Owing to certain security responsibilities, some officers in uniform may conceal their service weapon.
The DGSN emphasized the need for police to carry service weapons in order to ensure the safety of citizens by combatting street crimes and maintaining public order.
Many Moroccan police officers have recently been using their service weapons against suspects carrying weapons and refusing to surrender to police.
On June 28, a police officer shot 5 bullets, including two warning shots, at a man brandishing a knife in Temara. The suspect smashed the front windshield of two buses. When the suspect attempted to attack the bus passengers, the policeman fired his service weapon to disrupt the act.
On June 19, a police officer of Kenitra’s mobile brigade used his weapon to stop and arrest several suspects escaping on a scooter. The police officer shot one suspect who was transported to a hospital and later died. The police officer managed to arrest three suspects among six. The suspects had committed armed robbery with a knife.

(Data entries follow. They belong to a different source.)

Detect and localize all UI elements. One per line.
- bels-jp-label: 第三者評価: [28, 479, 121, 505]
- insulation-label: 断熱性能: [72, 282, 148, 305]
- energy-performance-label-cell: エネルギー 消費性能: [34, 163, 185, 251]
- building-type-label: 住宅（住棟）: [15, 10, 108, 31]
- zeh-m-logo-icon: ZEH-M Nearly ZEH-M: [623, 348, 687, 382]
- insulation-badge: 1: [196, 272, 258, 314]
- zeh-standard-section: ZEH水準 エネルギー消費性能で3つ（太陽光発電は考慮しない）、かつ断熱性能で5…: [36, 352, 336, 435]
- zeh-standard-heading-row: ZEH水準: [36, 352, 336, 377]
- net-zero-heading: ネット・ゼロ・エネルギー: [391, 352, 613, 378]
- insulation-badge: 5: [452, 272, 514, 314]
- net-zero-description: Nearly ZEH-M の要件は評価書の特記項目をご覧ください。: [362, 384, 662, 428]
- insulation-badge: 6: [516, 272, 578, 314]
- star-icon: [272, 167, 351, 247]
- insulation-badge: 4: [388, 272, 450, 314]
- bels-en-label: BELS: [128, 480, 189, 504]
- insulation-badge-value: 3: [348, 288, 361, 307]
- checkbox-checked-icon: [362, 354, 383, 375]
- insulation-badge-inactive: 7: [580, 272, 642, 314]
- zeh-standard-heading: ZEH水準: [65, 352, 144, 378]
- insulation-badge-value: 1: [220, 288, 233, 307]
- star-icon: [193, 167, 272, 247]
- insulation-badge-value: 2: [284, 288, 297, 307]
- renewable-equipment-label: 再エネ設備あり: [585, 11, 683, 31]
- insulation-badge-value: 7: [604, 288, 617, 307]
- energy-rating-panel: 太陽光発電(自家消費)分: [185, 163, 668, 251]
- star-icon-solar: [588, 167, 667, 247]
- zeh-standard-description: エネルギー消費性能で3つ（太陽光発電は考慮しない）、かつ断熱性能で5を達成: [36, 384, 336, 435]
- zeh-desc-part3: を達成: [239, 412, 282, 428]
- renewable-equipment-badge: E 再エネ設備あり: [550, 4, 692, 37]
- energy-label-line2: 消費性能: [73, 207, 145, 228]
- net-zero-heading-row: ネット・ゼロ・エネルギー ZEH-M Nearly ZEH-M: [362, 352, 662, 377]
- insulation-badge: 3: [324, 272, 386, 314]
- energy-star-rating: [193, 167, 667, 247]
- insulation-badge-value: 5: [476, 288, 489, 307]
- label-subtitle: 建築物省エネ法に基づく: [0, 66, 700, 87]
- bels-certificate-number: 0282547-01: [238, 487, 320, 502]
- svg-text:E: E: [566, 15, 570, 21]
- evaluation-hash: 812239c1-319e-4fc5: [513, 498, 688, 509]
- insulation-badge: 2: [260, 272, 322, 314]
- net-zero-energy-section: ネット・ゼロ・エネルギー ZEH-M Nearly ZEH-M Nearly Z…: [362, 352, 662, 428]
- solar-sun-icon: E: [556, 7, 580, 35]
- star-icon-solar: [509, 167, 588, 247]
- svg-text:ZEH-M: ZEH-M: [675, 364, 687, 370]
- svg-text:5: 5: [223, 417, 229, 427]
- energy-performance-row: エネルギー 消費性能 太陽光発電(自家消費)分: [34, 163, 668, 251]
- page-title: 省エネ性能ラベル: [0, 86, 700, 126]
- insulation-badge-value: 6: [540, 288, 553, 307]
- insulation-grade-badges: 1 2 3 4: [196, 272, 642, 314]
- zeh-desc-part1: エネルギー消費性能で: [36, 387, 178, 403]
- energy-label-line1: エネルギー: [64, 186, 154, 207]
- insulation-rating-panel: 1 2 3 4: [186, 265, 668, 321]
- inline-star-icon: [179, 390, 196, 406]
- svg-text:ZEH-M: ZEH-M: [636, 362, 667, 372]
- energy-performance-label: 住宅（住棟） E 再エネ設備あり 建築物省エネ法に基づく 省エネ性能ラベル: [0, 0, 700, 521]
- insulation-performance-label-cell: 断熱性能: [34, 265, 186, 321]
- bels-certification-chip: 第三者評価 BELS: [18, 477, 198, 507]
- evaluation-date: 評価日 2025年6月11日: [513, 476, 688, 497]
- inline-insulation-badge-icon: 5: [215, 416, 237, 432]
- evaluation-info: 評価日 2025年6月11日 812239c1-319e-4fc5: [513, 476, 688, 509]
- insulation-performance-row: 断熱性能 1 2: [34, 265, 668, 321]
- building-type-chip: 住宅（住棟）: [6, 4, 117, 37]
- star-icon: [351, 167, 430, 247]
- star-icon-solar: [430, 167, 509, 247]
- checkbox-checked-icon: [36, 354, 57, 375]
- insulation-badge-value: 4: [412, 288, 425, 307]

After the incident, some members of the public and the family of the man killed marched in Kenitra to condemn the killing.
Other Moroccans have reacted to uses of police force on social media. Some support the use of service weapons in public, saying that it could reduce street crimes and could have a deterrent effect. Others think police should not shoot to kill, but should only be allowed to shoot to injure suspected criminals if necessary to make an arrest.